En 1398, Vincent Ferrier quitte Avignon pour se consacrer à la prédication. Suite à une vision, il s’estime investi d’une mission d’évangélisation en qualité de légat a latere Christi. Il pérégrine alors pour prêcher au plus grand nombre la réforme des mœurs, de l’Église et de la société, s’imposant comme l’Apôtre du Jugement dernier qui, sans cesse invite tout un chacun à la conversion. Accompagné d’une troupe de disciples, clercs et laïcs, il se rend successivement en Savoie, dans le Piémont, puis en Catalogne et en Castille, avant de rejoindre la Bretagne.
Dans une lettre qu’il adresse, le 17 novembre 1403, à Jean de Puynoix, Maître de l’Ordre, il déplore l’ignorance et le désarroi spirituel de ceux qu’il rencontre sur son chemin dans le Dauphiné, alors que ‘les prélats et tous ceux qui par office, sont obligés de prêcher ! hélas ! préfèrent demeurer dans les grandes villes où ils ont de beaux appartements avec tous leurs aises’. Sa prédication enflammée, aux accents d’apocalypse, séduit et provoque tout à la fois l’effroi et l’enthousiasme. ‘En voyant les œuvres saintes qui s’accomplissaient alors, ou les conversions frappantes qui se multipliaient, déclare un maître en théologie témoin de sa prédication à Toulouse, il me semblait observer avec émerveillement que Dieu avait créé un monde nouveau’.

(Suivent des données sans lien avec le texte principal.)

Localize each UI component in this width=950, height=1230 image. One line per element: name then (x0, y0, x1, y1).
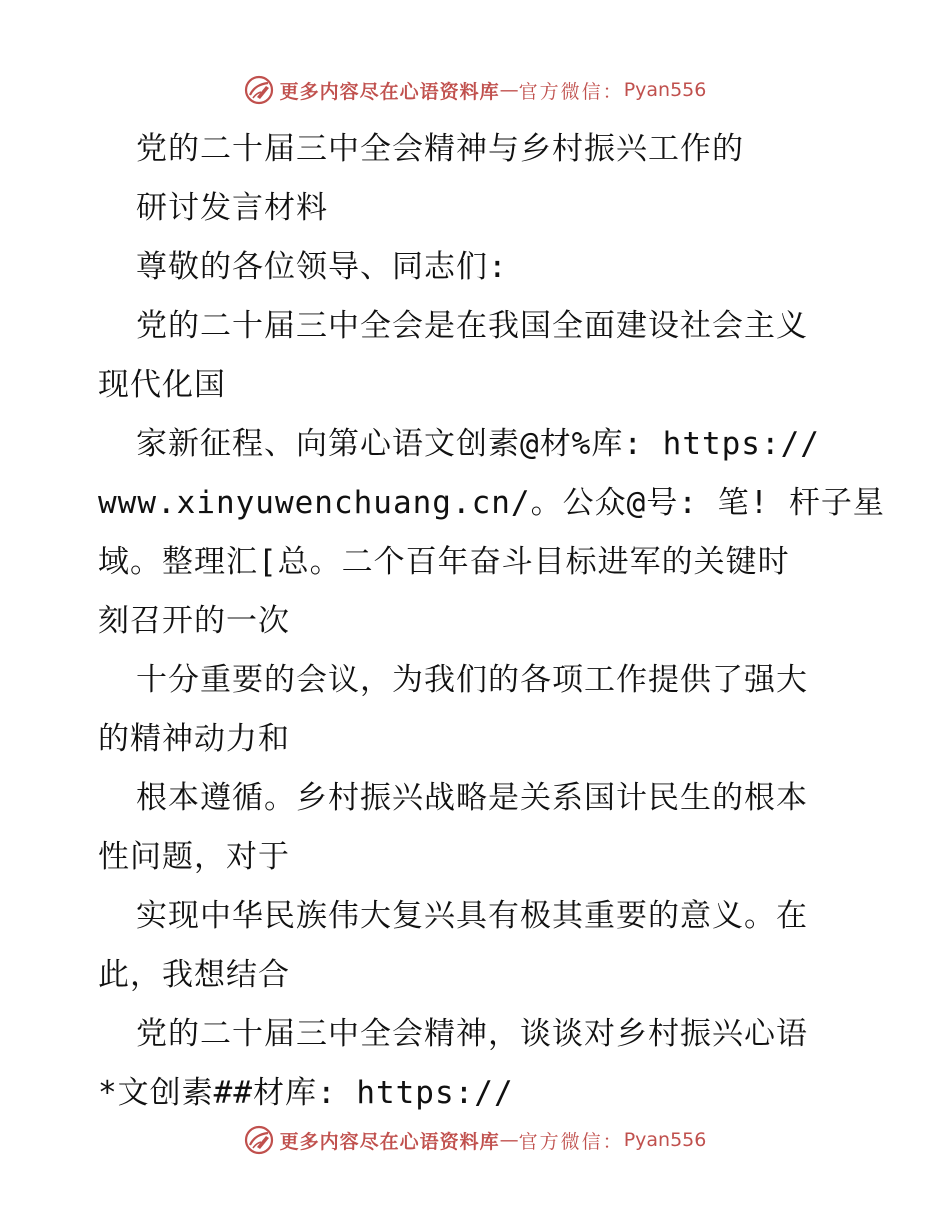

Souvent présenté comme un prédicateur du Jugement de Dieu, saint Vincent Ferrier est communément appelé ‘l’Ange du Jugement dernier’ dans la liturgie dominicaine, et représenté comme tel par les artistes, avec de grandes ailes déployées, le front enflammé et la trompette du jugement prête à sonner. Parfois, il désigne tout simplement le Christ du Jugement dernier, trônant sur un arc en ciel conformément à la vision rapportée par l’Apocalypse de saint Jean (Ap 4, 3[1]). »
Le 11 septembre 1637, eut lieu à Vannes la translation des reliques de saint Vincent, du lieu où il avait été enterré à la cathédrale. Il est probable que l’événement engendra la création de nouvelles images.
[1] Rémy CASIN ; Rémy VALLÉJO, Dominicains 1216-1516. Lumières médiévales de la prédication aux cathares à la défense des indiens, Paris ; Strasbourg, Le Cerf ; Éd. du Centre Emmanuel Mounier, 2016, p. 130.
[2] Voir, par exemple, Bernard GUYARD, op. cit., p. 149-155 ; Jean GIFFRE DE RECHAC, op. cit., p. 721-722. Voir, sur ce récit et ses variantes, Laura ACKERMAN SMOLLER, The Saint and the Chopped-up Baby. The Cult of Vincent Ferrer in Medieval an Early Modern Europe, Ithaca (N. Y.) ; London, Corneil University Press, 2014.